Tetra Tech is a global environmental consulting firm specializing in aquatic habitat improvement projects. A primary objective of these aquatic habitat projects is to improve anadromous fish production and survival in the Pacific Northwest, which we accomplish through watershed planning, habitat restoration, and monitoring strategies.
Fisheries Habitat Enhancement/Stream Restoration
–Fish passage design
–Floodplain restoration and connectivity
–Wetland/riparian corridor restoration
–Instream structures evaluation/removal/replacement (e.g., levees, dikes, dams, culverts)
–Large woody debris construction/installation/recruitment
–Hydrologic/Hydraulic modeling and flood analysis
–Geomorphic assessment; sediment mobility/stability analysis
–Geographic Information Systems/LiDAR analysis; mapping
–Streambank geotechnical analysis; armoring/riprap
–Development of bid-ready/construction-ready plans and specifications
Monitoring and Adaptive Management
–Establishment of monitoring programs
–Establishment of monitoring protocols
–Conduct construction/post-construction monitoring
–Work with organizations to make their monitoring data useful to other organizations
–Work with organizations to help them incorporate monitoring data from others
–Develop training programs and train monitors
Outreach and Stakeholder Involvement
–Develop and manage stakeholder involvement programs
Reason for joining the Skagit Watershed Council:
Since Tetra Tech’s inception more than 30 years ago, one of our primary goals in the Pacific Northwest has been the protection and enhancement of fish and wildlife habitat by restoring the natural environment.

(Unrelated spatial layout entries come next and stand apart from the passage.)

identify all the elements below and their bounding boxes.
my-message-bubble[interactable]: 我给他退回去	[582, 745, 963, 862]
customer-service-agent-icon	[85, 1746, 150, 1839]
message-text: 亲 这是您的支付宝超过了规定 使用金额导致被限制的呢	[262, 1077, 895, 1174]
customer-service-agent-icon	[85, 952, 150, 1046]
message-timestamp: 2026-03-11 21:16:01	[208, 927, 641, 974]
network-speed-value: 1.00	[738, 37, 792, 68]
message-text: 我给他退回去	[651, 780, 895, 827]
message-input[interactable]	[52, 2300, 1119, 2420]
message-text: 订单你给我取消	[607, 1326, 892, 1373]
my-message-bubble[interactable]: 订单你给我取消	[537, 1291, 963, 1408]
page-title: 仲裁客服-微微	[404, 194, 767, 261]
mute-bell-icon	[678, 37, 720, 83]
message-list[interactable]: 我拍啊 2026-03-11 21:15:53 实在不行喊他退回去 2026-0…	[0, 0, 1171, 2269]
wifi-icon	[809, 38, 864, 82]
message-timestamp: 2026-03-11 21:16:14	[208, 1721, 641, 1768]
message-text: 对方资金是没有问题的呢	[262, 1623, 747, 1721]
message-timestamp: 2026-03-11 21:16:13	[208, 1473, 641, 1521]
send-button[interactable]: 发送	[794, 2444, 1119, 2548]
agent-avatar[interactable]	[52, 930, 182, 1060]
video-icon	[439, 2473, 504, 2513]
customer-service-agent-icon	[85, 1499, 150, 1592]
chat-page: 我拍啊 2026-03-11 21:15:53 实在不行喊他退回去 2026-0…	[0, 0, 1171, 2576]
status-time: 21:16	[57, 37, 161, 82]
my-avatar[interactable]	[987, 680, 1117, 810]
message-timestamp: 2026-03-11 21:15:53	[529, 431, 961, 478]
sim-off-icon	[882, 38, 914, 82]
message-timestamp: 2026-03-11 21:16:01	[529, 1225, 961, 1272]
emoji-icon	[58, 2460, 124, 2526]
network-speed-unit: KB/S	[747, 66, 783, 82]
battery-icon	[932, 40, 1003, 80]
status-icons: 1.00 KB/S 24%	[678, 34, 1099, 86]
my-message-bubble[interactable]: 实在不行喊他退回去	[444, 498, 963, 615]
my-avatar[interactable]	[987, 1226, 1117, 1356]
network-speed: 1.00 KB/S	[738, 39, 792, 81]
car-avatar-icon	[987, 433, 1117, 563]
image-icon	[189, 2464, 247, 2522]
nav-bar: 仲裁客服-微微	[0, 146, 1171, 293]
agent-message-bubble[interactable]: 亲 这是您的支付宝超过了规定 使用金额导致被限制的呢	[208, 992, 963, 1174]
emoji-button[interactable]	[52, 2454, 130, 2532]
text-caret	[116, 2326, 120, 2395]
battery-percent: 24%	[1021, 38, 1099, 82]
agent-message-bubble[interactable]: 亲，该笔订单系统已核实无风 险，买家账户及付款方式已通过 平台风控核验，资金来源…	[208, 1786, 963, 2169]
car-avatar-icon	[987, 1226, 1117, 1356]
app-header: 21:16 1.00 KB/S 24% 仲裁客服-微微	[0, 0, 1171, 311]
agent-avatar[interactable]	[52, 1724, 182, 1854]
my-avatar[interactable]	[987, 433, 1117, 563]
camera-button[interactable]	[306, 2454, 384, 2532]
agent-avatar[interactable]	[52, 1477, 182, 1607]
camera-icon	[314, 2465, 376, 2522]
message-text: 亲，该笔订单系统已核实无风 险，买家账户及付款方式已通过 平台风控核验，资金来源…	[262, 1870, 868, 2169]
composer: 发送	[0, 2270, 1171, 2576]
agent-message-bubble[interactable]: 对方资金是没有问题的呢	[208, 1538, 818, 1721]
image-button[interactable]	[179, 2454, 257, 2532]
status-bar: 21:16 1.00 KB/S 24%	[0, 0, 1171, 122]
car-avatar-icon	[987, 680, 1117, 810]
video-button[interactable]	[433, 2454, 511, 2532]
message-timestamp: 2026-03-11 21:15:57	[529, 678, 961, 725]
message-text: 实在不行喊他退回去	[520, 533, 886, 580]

To achieve these goals, we have partnered with numerous government agencies, and non-government and private organizations with similar fish and wildlife habitat goals. This partnership allows for the sharing of work and research information in both directions which, in turn, ensures that our methods and approach aligns with the regional mission to enhance fish and wildlife habitat.
Tetra Tech’s partnership with the Skagit Watershed Council provides yet another avenue for cooperation, learning, and sharing lessons learned, and perhaps identifying new approaches to furthering the regional goal of restoring salmon habitat and populations.